Deutsche Gesellschaft für Volkstanz e.V.

Die neuen DGV-Tanzleiterinnen und Tanzleiter, die im vorigen Jahr ihre Ausbildung abgeschlossen haben, fertigten auch eine schriftliche Arbeit an. In dieser Ausgabe wollen wir die Arbeit von Claudia Schier aus Berlin unter dem Titel „So tanz(t)en wir! Ein kleines Stück Berliner Volkstanzgeschichte von 1945 bis heute (2011)“ abdrucken.

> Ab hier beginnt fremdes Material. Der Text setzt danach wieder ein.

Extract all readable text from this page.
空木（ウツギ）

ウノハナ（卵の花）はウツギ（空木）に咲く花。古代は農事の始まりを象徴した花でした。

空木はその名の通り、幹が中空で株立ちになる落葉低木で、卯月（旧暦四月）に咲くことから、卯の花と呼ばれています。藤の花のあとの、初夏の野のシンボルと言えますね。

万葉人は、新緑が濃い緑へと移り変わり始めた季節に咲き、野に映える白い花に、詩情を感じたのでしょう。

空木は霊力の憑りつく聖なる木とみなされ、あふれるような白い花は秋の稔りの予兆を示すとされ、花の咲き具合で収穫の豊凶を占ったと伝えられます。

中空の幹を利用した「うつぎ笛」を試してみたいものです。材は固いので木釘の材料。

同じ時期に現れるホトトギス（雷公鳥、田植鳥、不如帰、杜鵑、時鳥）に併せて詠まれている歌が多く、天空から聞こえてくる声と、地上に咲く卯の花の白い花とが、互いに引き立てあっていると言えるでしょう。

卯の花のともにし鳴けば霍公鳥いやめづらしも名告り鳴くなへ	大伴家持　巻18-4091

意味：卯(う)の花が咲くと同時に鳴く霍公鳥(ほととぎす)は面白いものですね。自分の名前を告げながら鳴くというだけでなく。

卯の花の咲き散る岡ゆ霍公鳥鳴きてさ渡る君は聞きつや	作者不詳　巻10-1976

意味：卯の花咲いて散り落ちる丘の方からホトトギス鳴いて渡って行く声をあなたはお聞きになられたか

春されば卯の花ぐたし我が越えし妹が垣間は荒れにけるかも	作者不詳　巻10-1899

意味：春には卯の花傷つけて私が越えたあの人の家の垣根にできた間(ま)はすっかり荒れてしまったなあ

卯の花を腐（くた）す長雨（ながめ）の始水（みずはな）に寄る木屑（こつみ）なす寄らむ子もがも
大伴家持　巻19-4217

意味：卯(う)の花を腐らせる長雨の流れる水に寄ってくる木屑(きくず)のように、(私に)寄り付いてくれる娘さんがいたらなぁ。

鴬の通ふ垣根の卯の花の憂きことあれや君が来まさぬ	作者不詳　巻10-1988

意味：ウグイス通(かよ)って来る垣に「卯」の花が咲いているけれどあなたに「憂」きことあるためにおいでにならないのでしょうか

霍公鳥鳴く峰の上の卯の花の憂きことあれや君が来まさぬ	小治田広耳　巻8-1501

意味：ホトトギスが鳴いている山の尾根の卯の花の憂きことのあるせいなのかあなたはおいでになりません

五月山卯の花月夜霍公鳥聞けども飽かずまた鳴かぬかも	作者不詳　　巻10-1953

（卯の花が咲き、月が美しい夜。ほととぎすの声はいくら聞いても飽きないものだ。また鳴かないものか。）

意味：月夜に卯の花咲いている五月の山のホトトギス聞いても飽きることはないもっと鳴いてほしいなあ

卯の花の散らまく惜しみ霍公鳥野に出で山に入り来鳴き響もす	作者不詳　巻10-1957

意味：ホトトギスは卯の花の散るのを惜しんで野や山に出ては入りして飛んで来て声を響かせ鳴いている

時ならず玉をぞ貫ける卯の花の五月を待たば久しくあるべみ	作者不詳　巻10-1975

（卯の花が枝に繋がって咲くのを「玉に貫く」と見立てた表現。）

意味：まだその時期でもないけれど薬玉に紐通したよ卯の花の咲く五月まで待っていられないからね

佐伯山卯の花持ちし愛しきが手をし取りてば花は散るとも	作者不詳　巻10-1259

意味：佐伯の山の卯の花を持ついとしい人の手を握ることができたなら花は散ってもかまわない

Claudia Schier hat mit ihrer Arbeit versucht, einen Überblick über die Volkstanzlandschaft in Berlin nach dem 2. Weltkrieg bis in die heutige Zeit, zu geben. Es ging darum die Volkstanzgeschichte in Ost- und Westberlin in den bewegten Jahrzehnten in Wort und Bild für die nächsten Generationen festzuhalten. Ein besonders interessanter Aspekt war die Betrachtung und der Vergleich der Entwicklung des Volkstanzes in der geteilten Stadt.

 

Hier die Gliederung:

  • Vorwort
  • Nachkriegsjahre
  • Die 50er Jahre
  • Die 60er Jahre
  • Die 70er Jahre
  • Die 80er Jahre
  • Die 90er Jahre bis heute
  • Der Volkstanzkreis Tempelhof
  • Der Volkstanzkreis Reinickendorf
  • Der Berliner Volkstanzkreis
  • Quellennachweis

In der Arbeit sind zahlreiche Originaldokumente enthalten, die wir hier nicht alle abdrucken können. Besonders authentisch ist der Inhalt durch Befragung vieler Zeitzeugen. Claudia Schier regt an, die Arbeit unbedingt fortzuschreiben. – d.Red.

Vorwort

Die folgende Arbeit ist ein Versuch, einen Überblick über die Volkstanzlandschaft in Berlin nach dem 2. Weltkrieg bis in die heutige Zeit (1945 bis 2011) zu schaffen. Das wird nicht ganz einfach, denn durch die Besatzung Deutschlands und Berlins durch die vier Siegermächte Frankreich, Großbritannien, USA und Sowjetunion zeichnete sich schon gleich nach dem Ende des Krieges am 8. Mai 1945 eine unterschiedliche gesellschaftspolitische Entwicklung ab. Während Frankreich und Großbritannien sich an die Weltmacht USA hielten und sich der kapitalistischen Gesellschaftsordnung zuwendeten, vertrat die Sowjetunion den sozialistischen Grundgedanken.
In beiden Gesellschaftsordnungen wurde Volkstanz gepflegt und entwickelt. Es entstanden viele Gruppen.
Vor dem Krieg gab es aber auch schon viele Gruppen, die danach weitergeführt wurden. Oft wird zu diesem Thema: „Volkstanz in Ost und West“ sehr schwarz-weiß gesprochen. Dem ist aber nicht ausschließlich so.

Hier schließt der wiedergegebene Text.